Seven. If in losing your faith, you go the opposite direction, embracing nihilism, you are committing an either/or fallacy. "Either I embrace my definition of God and religion or I throw morals out the window." This is lame. You can lose your faith in a particular God or religion but maintain morals. Why would you abolish morals? Would you marry someone with no morals? Of course not. Morals are the foundation of trust.
Writing Option for Night
In a two-part essay, analyze the challenge of Wiesel's childhood faith in the face of a God who remained silent during the Holocaust, but how this challenged faith never translated into nihilism, despair, and moral extinction.
For the first half of your essay you would define theodicy and how a Wiesel the boy is tormented by what appears to be a failed theodicy and the loss of his faith.

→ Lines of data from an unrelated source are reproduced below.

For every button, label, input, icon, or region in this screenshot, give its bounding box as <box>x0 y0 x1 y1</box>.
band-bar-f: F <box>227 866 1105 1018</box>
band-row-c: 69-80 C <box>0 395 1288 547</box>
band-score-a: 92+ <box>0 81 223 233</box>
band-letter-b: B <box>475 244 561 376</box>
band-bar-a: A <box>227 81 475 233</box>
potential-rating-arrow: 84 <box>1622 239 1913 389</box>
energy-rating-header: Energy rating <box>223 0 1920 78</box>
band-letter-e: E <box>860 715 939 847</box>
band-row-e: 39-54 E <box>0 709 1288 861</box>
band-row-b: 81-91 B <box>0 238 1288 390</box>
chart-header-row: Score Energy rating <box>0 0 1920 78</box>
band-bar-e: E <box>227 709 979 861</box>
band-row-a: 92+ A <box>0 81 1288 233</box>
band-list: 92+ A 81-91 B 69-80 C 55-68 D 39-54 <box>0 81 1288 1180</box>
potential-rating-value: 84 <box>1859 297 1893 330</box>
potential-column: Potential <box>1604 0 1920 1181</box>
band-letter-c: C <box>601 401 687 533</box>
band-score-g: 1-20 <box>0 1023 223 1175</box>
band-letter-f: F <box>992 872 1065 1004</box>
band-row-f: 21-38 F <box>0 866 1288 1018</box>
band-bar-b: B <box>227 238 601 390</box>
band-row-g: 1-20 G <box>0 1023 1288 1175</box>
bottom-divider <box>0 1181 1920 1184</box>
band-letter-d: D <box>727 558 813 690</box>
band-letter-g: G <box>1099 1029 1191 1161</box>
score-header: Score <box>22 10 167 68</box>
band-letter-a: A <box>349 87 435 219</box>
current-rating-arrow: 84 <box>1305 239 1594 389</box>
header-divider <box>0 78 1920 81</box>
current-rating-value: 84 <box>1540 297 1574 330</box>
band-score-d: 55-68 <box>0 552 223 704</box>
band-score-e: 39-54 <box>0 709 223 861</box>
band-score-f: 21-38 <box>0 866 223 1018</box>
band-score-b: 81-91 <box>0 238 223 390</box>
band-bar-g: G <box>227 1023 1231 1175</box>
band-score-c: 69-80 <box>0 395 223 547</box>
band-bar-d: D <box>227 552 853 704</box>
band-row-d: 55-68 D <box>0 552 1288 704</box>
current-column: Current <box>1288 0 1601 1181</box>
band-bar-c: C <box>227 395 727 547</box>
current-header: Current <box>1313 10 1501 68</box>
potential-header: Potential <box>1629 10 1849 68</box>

For the second half of your essay you would discuss the implicity moral imperatives of Night that would prevent us, even in the process of losing faith, from embracing nihilism, despair, and moral extinction.
Some implicit moral teachings we learn from reading Night that you might want to address:
Night (which is NOT a novel but a memoir) is a powerful first-hand testimony to an unprecedented evil that spread across the world. Writing testimony is about exposing truth and a nihilist doesn't care about the truth. Exposing the truth is a moral act.
Night is not about a boy who gave up on God and faith; rather it is about a boy's whose questions about God's justice burn with even greater fervor evidencing a heightned morality, not a lesser one. In other words, the memoir (not novel) renders a boy who hungers for justice and such a hunger is incompatible with nihilism.
The boy never loses his sympathy and empathy for others and these qualities exist in people who engage in social reciprocity and self-interested altruism. These are not the qualities of a nihilist.
For your first three pages, you would analyze failed theodicy in the memoir and how this failed theodicy torments Wiesel's psyche and soul, causing him to question his faith.
For your last three pages, you would explain how Wiesel's compromised or lost or evolved faith (it's up to you to decide) does not result in nihilism but has an implicity moral message.
How Would McMahon Write an Essay for Night If He Were an English 1A Student?
I would probably do one of these two strategies:
Thesis One:
While clearly the God of Wiesel's childhood failed him completely, his book Night is not a book of nihilism and despair. To the contrary, Night is a moral force evidenced in four powerful ways. First, as a powerful narrative, the memoir offers first-hand testimony, which is crucial for us to remember the Holocaust, an antidote to forgetting. Second, Wiesel's book evidences a desire to prevent us from being apathetic but to be vigilent about the possibility of this type of evil recurring. Third, Night contradicts those anti-Jewish Holocaust deniers who assert their pseudo-history on the world. And finally, Wiesel's book offers testimony that evil can exist on a grand scale that cannot be defined or explained away by psychology and science.
Thesis Two:
My research into the various explanations for the evil behind Hitler and Nazism has made me conclude that the use of science and pyschology to explain evil in fact denies evil and as such is harmful for our understanding evil. The scientific and psychological explanations are wrong for several reasons, not the least of which are they are compelled by the fear to look at raw evil in the face; they are often influenced by the arrogance of science and psychology that thinks it can come up with an explanation for all things, including evil; they often resort to absurd over simplifications to come up with their explanations; and perhaps worst of all their explanations often implicitly excuse the evil behavior by, one, arguing that no behavior can be truly evil (but simply misguided) and that, two, this misguided behavior is born from victimization so that we portray the evil doers as victims of forces they cannot control.